Cedrick Johnson, (class of 1995), during a W.T. White alumni flag football game Saturday, Aug 10, 2019, at Loos Field in Dallas, Texas. (Photo/Michael Ainsworth)

Cedric Johnson, ’95

Then

Activities: Football and basketball.

Position: Receiver, corner, defensive back.

Favorite memory: “We played South Oak Cliff. I became a football hero that night. They tried to bump and run me the whole game, and I ended up with four touchdowns in the first half. By the second half, coach took me out of the game and said, ‘We need to save you for next week when we’re playing Hillcrest.’ There were a lot of college recruiters there, and I believe that game solidified me making All-State as a receiver.”

Favorite teacher: Coach Gentry. “He had a kind heart. He understood me as a person. Anything that I needed — tutoring, someone to talk to — he was always there.”

Now

Job: Operates his own business, Kleentech2, delivering paper products to bars and hotels.

Family: Lives in Plano and has an 8-year-old daughter, Cyahna. “She loves her daddy, and her daddy loves her.”

After high school: Recruited by the University of Tennessee, Oregon State, Washington State and the University of Southern California. He played corner and defensive back at Hofstra University. Homesickness took hold, and he switched to Texas A&M in Gainesville, where he fielded nine interceptions his senior year and was named All-American. He then played Arena Football with the Chicago Rush.

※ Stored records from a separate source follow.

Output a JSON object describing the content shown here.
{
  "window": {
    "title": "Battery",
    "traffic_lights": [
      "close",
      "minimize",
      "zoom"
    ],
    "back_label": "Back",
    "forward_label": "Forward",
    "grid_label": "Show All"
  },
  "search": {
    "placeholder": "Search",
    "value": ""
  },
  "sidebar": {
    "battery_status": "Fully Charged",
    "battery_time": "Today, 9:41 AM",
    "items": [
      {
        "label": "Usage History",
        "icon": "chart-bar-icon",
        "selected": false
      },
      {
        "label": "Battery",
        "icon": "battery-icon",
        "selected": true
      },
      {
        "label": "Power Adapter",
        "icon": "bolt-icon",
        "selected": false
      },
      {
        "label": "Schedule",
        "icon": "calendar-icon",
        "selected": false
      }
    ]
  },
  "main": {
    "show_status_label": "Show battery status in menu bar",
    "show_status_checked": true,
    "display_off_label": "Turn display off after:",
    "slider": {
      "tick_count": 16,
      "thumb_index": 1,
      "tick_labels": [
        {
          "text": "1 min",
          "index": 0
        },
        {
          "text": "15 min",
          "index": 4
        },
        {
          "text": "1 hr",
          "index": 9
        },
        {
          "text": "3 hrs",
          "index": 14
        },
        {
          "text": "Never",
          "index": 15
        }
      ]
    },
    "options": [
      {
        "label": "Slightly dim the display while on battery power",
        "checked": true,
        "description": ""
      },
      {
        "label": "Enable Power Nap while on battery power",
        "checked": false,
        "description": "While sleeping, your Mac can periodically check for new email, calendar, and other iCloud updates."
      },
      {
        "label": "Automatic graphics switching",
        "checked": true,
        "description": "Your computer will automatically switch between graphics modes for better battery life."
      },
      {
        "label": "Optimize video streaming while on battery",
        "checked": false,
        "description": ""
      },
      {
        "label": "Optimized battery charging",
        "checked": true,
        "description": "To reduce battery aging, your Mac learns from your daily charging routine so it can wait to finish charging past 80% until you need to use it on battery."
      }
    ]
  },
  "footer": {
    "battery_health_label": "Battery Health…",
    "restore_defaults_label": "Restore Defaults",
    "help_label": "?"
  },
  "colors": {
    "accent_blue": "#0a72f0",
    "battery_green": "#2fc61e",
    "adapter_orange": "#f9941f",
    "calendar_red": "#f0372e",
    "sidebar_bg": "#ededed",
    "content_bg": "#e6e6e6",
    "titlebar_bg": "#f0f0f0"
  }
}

How he stays in shape: “I work out every day. For the last half-year, I have been running, working out at the Fitness Connection. Your health is your wealth.”

What it was like to play football again: “It was fun for everybody to come back and indulge.”

Advice he’d give to his younger self: “Never give up. Stay motivated, ask God to guide you in the right direction. Keep the faith.”

How he’s changed the most since high school: “I’m really the same person. I’ve made a little money, but money doesn’t justify your character. A lot of people told me I should have ended up in comedy because I’m a jokester.”